Offenkundig ist eine Reform der Sicherheitsarchitektur überfällig. Dazu gehört auch die Frage, ob wir wirklich 17 Verfassungsschutzbehörden brauchen und wie die verschiedenen Dienste miteinander kommunizieren. Prekär ist die Abhängigkeit von Informationen aus dem Ausland – vor allem aus den USA. Da auf deren Bündnistreue nicht mehr hundertprozentig Verlass ist, könnte sich das als offene Flanke erweisen.

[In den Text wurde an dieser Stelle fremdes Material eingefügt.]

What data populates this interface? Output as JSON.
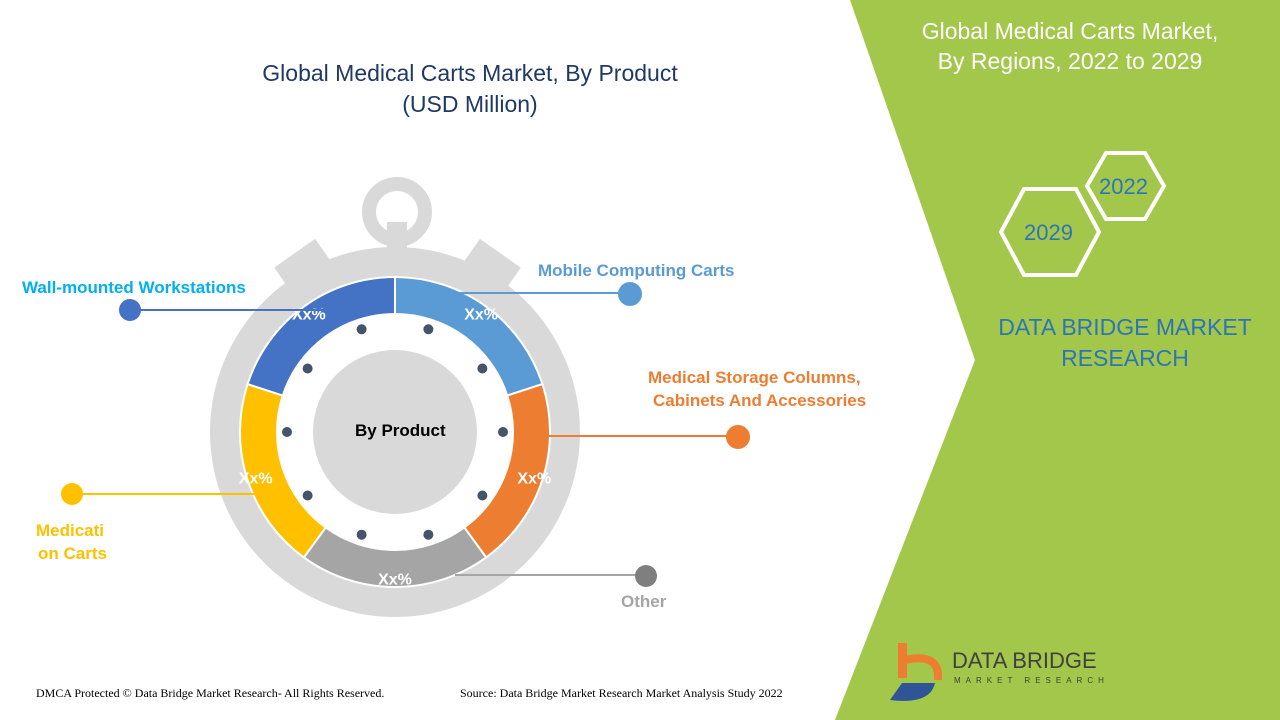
{
  "header": {
    "title_line1": "Global Medical Carts Market, By Product",
    "title_line2": "(USD Million)"
  },
  "right_panel": {
    "title_line1": "Global Medical Carts Market,",
    "title_line2": "By Regions,  2022 to 2029",
    "years": [
      "2022",
      "2029"
    ],
    "brand_line1": "DATA BRIDGE MARKET",
    "brand_line2": "RESEARCH",
    "color": "#a3c74a"
  },
  "logo": {
    "name": "DATA BRIDGE",
    "sub": "MARKET RESEARCH"
  },
  "footer": {
    "left": "DMCA Protected © Data Bridge Market Research- All Rights Reserved.",
    "right": "Source: Data Bridge Market Research Market Analysis Study 2022"
  },
  "chart_data": {
    "type": "pie",
    "center_label": "By Product",
    "slices": [
      {
        "name": "Mobile Computing Carts",
        "value_label": "Xx%",
        "share": 20,
        "color": "#5b9bd5"
      },
      {
        "name": "Medical Storage Columns, Cabinets And Accessories",
        "value_label": "Xx%",
        "share": 20,
        "color": "#ed7d31"
      },
      {
        "name": "Other",
        "value_label": "Xx%",
        "share": 20,
        "color": "#a5a5a5"
      },
      {
        "name": "Medication Carts",
        "value_label": "Xx%",
        "share": 20,
        "color": "#ffc000"
      },
      {
        "name": "Wall-mounted Workstations",
        "value_label": "Xx%",
        "share": 20,
        "color": "#4472c4"
      }
    ],
    "legend_labels": {
      "wall": "Wall-mounted Workstations",
      "mobile": "Mobile Computing Carts",
      "storage1": "Medical Storage Columns,",
      "storage2": "Cabinets And Accessories",
      "med1": "Medicati",
      "med2": "on Carts",
      "other": "Other"
    }
  }
}
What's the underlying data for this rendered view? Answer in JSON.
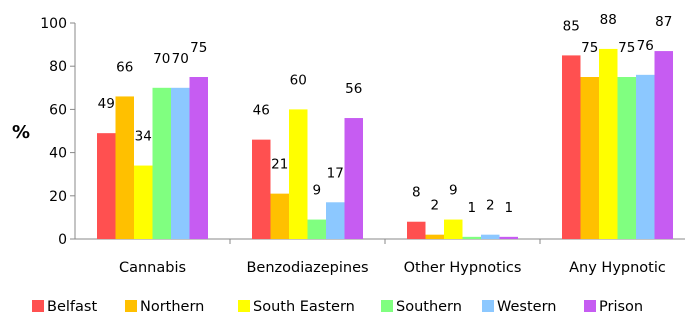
{
  "chart_data": {
    "type": "bar",
    "title": "",
    "xlabel": "",
    "ylabel": "%",
    "ylim": [
      0,
      100
    ],
    "yticks": [
      0,
      20,
      40,
      60,
      80,
      100
    ],
    "grid": false,
    "legend_position": "bottom",
    "categories": [
      "Cannabis",
      "Benzodiazepines",
      "Other Hypnotics",
      "Any Hypnotic"
    ],
    "series": [
      {
        "name": "Belfast",
        "color": "#ff5050",
        "values": [
          49,
          46,
          8,
          85
        ]
      },
      {
        "name": "Northern",
        "color": "#ffc000",
        "values": [
          66,
          21,
          2,
          75
        ]
      },
      {
        "name": "South Eastern",
        "color": "#ffff00",
        "values": [
          34,
          60,
          9,
          88
        ]
      },
      {
        "name": "Southern",
        "color": "#80ff80",
        "values": [
          70,
          9,
          1,
          75
        ]
      },
      {
        "name": "Western",
        "color": "#8cc8ff",
        "values": [
          70,
          17,
          2,
          76
        ]
      },
      {
        "name": "Prison",
        "color": "#c65cf2",
        "values": [
          75,
          56,
          1,
          87
        ]
      }
    ]
  }
}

Die Arbeit der deutschen Geheimdienste ist defizitär, aber nirgendwo sonst auf der Welt stehen solche Institutionen unter intensiverer Kontrolle und strikteren Vorgaben – etwa durch das Bundesverfassungsgericht. Das mag aus rechtsstaatlicher Sicht vorbildlich erscheinen, kann sich aber als Sicherheitsmanko erweisen. Selbst der Grüne Konstantin von Notz, der das Parlamentsgremium zur Kontrolle der Geheimdienste leitet, wirbt dafür, diese besser auszurüsten und ihre Befugnisse zu stärken.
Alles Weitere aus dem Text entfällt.